Dans l’ensemble, les bonnes pratiques de vaccination sont suivies par les éleveurs de l’enquête ; toutefois, des progrès restent à faire. En effet, certains aspects techniques de la vaccination sont encore négligés et pourraient finir par conduire à un véritable échec vaccinal. Pour éviter cela, il convient d’insister, en amont, sur les différents points abordés ci-dessus, ce que font bien la majorité des vétérinaires (figure 2).

À quelle fréquence vacciner ?

Il semblerait, tout d’abord, que primovaccination et rappel soient deux notions confondues par les éleveurs.

Lors de la mise en place du protocole de vaccination, 97,78 % des éleveurs (176 sur 180) estiment que leur vétérinaire leur a expliqué la nécessité des rappels. De plus, 84,21 % des praticiens (16 sur 19) essayent de faire en sorte que le rappel ait lieu avant le contact avec des animaux autres que ceux de l’élevage et 95,65 % (22 sur 23) qu’il soit effectué avant le départ de l’animal.

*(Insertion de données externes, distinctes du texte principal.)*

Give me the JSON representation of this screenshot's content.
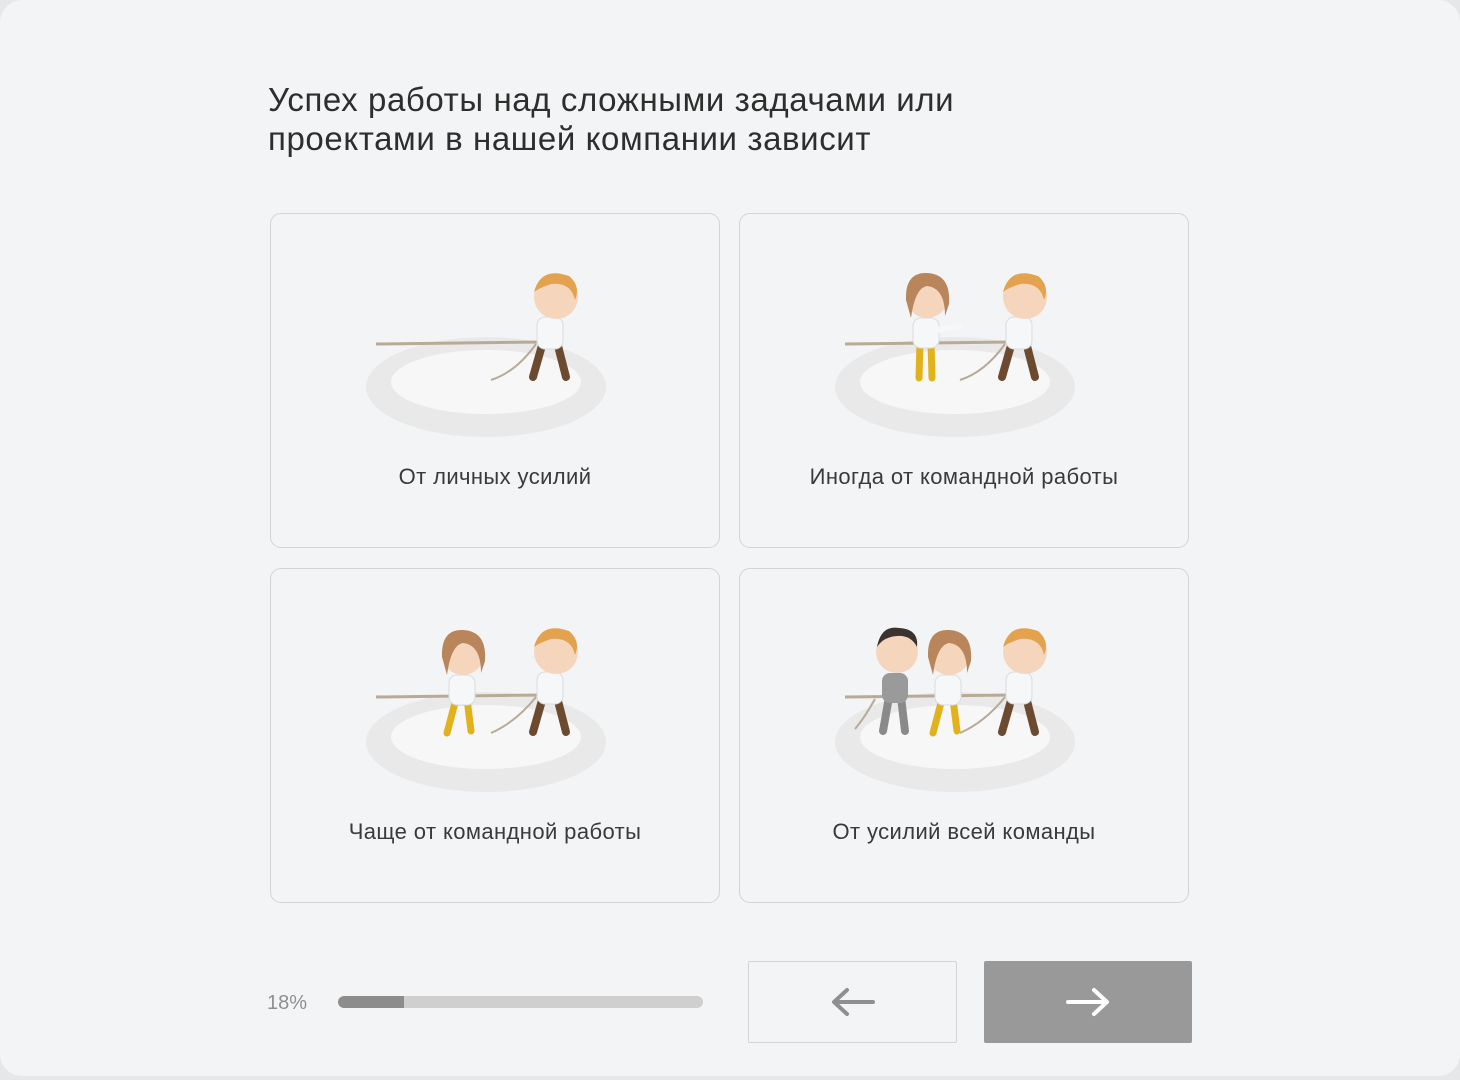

Cependant, les rappels ne sont généralement pas correctement réalisés : intervalles entre les deux injections trop variables, utilisation de vaccins différents, etc. Pour pallier cela en partie, certains vétérinaires contactent leurs clients afin de leur rappeler la date de seconde injection du protocole de vaccination (14,81 %) et celle de rappel (15,09 %). Mais, il ne s’agit que d’une minorité de praticiens.

1 Lire aussi le dossier de ce numéro, pages 36 à 41.

2 Agence nationale de sécurité sanitaire/Agence nationale du médicament vétérinaire.